Für Jazz- und Weltmusikfans ist er ein Star, der in Minta, Kamerun geborene Bassist, Sänger und Komponist Richard Bona. Er ist ein neugierig Reisender, hat viele Länder besucht, dort gespielt und manchmal auch gelehrt und er hat mit vielen international renommierten Jazzgrößen zusammengearbeitet. Jetzt kam der Grammy-Gewinner, der gut und gerne große Konzerthallen füllt, schon zum zweiten Mal nach Schwetzingen in die Wollfabrik und nahm sein Publikum mit auf eine fröhliche und manchmal nachdenkliche Reise in seine bunte, weite Welt.

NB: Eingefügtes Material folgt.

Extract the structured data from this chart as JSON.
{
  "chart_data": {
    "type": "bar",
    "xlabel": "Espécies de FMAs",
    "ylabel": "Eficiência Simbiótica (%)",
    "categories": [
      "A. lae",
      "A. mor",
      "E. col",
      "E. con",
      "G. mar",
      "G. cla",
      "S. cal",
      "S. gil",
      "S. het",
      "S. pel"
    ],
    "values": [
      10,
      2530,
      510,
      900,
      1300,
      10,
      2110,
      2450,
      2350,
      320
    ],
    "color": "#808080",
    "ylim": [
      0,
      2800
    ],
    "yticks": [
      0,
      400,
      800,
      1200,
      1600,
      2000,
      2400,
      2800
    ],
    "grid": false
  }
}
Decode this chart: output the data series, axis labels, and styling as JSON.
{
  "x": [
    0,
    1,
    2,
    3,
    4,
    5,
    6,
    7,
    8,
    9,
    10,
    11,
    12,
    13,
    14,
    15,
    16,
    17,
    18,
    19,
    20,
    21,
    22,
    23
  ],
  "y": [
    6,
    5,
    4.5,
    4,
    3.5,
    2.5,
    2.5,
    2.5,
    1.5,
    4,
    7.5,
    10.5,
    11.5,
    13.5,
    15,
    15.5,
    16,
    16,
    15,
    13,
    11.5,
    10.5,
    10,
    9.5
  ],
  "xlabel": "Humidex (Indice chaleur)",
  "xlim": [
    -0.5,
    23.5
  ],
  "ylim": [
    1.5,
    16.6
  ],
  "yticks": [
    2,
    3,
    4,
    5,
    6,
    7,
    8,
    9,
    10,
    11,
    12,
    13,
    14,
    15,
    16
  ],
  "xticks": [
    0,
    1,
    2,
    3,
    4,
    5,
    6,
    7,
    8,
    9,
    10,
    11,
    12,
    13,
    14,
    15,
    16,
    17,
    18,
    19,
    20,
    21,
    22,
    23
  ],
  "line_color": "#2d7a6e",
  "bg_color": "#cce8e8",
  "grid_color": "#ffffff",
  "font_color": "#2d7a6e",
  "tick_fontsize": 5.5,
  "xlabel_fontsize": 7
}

Schon als Richard Bona die Bühne betrat, wurde er stürmisch begrüßt, denn in dem Publikum waren echte Fans, darunter viele Landsleute von Richard Bona. Etliche Konzertbesucher*innen hatten eine weite Reise auf sich genommen, um ihn zu sehen. Das Set begann funky mit dem von Bona verfassten Stück „Kalabancoro“, nach dem Namen einer kleinen Stadt in Mali; es ist ein Lied über Dinge, die vernachlässigt und vergessen werden. Richard Bona ist ein politisch reflektierender Mensch. So hatte er die Idee zu diesem Stück, als gerade der Krieg im Irak ausbrach. Er kam zu dem Schluss, dass wir immer noch in einer Welt leben, in der Macht Recht ist! – Auch das nächste Stück, ein sanft gesungenes Lied, enthielt Gesellschaftskritik: „Te Misea (A Scream To Save The Panet)“. Unterhaltsamer ging es weiter mit „Please don’t stop“, bei dem der junge französische Trompeter Alexandre Herichon ein sensationelles, verspieltes, fast schon verrücktes Solo hinlegte. Ihm folgte Ciro Manna, ein klassisch ausgebildeter Neapolitaner, und spielte ein rockiges Solo auf der E-Gitarre. Ungewöhnlich war das Solo des Drummers, denn er bearbeitete nicht einfach virtuos sein Instrument, während die anderen schwiegen, sondern das Schlagzeug wurde sozusagen zum führenden Instrument, während die anderen ihm quasi einen Klangteppich mit einfachem Muster zugrund legten, auf dem sich der Schlagzeuger dann entfalten konnte.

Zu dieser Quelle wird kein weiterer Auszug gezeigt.